Now, imagine what you would say if you met an American who had the nerve to publicly call this very same dictator a wise man and strong ally of the United States? Try, "Hello, Mr. President."
That's right. After Saudi Arabia's King Fahd kicked the bucket Aug. 1, President Bush issued a statement praising the corrupt, democracy-suppressing, terrorism-supporting despot as a friend of the U.S.
Why would Bush, a man who won't shut up about how he's gonna spread freedom and fight violent extremism, take a short break from that spreadin'-n-fightin' to praise a man who spent his career fighting freedom and spreading violent extremism?
The answer is, of course, oil. For all of his other faults, King Fahd was committed to keeping Saudi oil flowing to the rest of the world. That's not a trait the U.S. takes for granted. One of Fahd's predecessors, King Faisal (who ruled the House of Saud & Fog from 1964 to 1975), sent the world economy into a nosedive in late 1973 when he withdrew Saudi oil from the world market to protest the West's support of Israel in the 1973 Yom Kippur war.
King Fahd (who started running the show in Saudi Arabia in 1975 even though he didn't become king until 1982) never withheld or threatened to withhold Saudi oil from the world market.
So Fahd sold us oil for cheap. Thanks. That's great. I appreciate it.
I'm serious. I really appreciate it. I drive a car, I've got Tupperware. I've been known to make tasteless jokes about certain off-label uses of Vaseline petroleum jelly. I understand that cheap oil delivered reliably helped our economy grow rather nicely during the Fahd era. I also understand that every other aspect of Fahd's long reign was a disaster for Saudi Arabia and the world.
I'm not exaggerating. Fahd was a failure.
From 1980 to 2001, Saudi Arabia's per capita income plummeted from more than $20,900 to $12,200. All the while, Fahd and his family looted the Saudi treasury for tens, possibly hundreds of billions of dollars, collecting palaces, jets, and a fleet of yachts the size of cruise ships (just for fun, go to the website of Power & Motoryacht magazine, www.powerandmotoryacht.com, and do a search for "Fahd").

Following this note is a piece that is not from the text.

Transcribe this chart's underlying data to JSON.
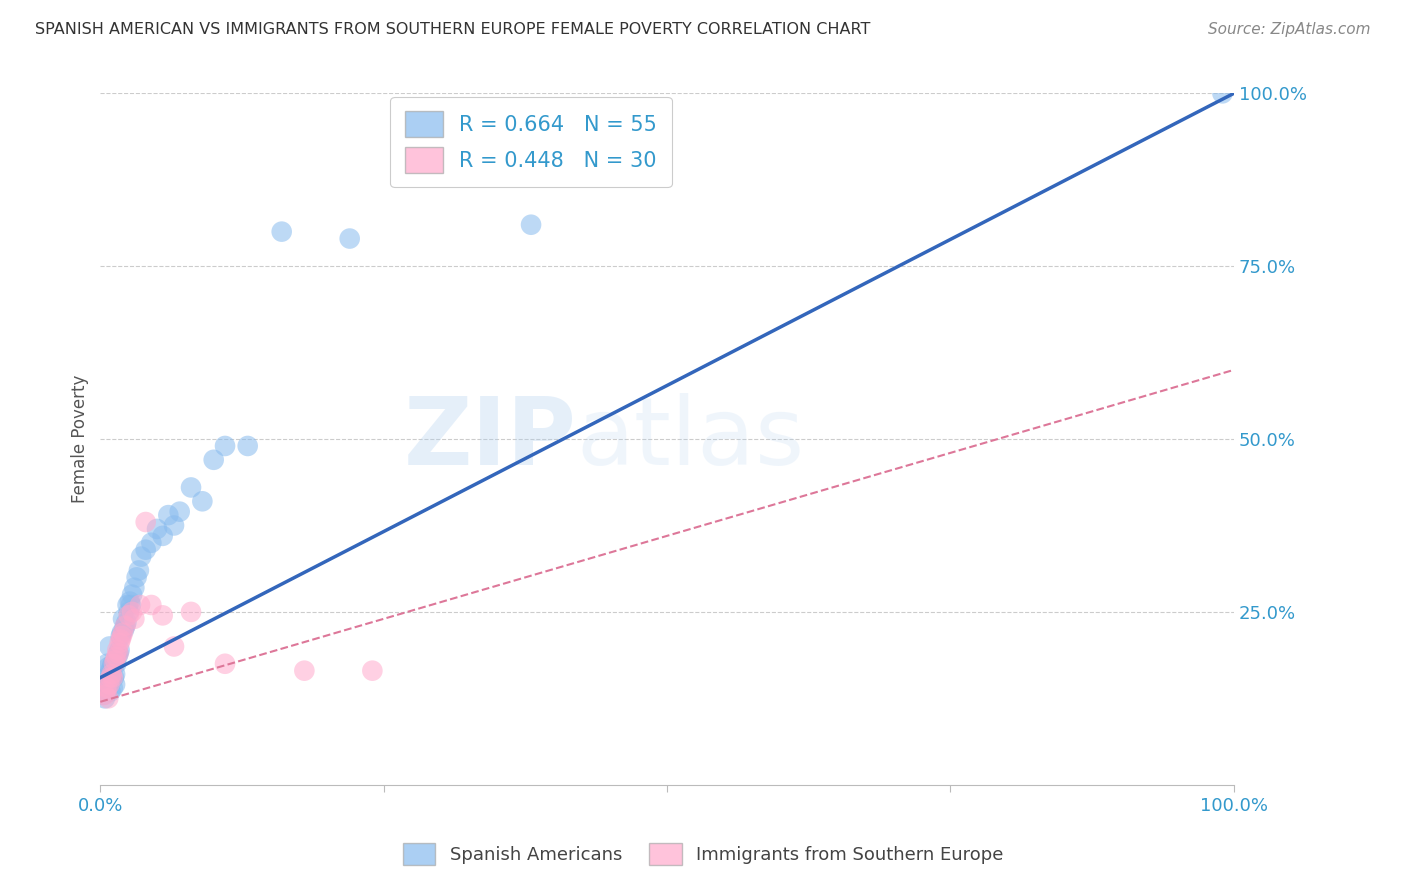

Some people actually refer to Fahd as a modernizer (I read that word in several obits). It's a lie as absolute as the Saudi monarchy. Saudi Arabia is a country with no democracy, no freedom of expression, and no freedom of religion. It's a country where adult women need a note from a male relative to travel. It's a country whose police force killed 15 young women in 2003 by locking them in a burning dormitory. The police wouldn't let the women exit the burning building because they weren't wearing their veils.
While the Saudi economy was tanking, Fahd's Saudi Arabia also invested billions of Saudi dollars to build up Saddam Hussein, fund Islamic schools around the world that preach hatred of non-Muslims, and load up violent groups like al-Qaeda with Saudi cash. Saudi Arabia was and is a near-absolute monarchy. If Fahd doesn't get all the blame for his country's short-sighted policies, he should at least get some.
As far as I can tell, Fahd was good at at least one thing besides selling us oil. Fahd styled himself "custodian of the two holy mosques" in Mecca and Medina. By all accounts he was a great custodian. The mosques have never been cleaner.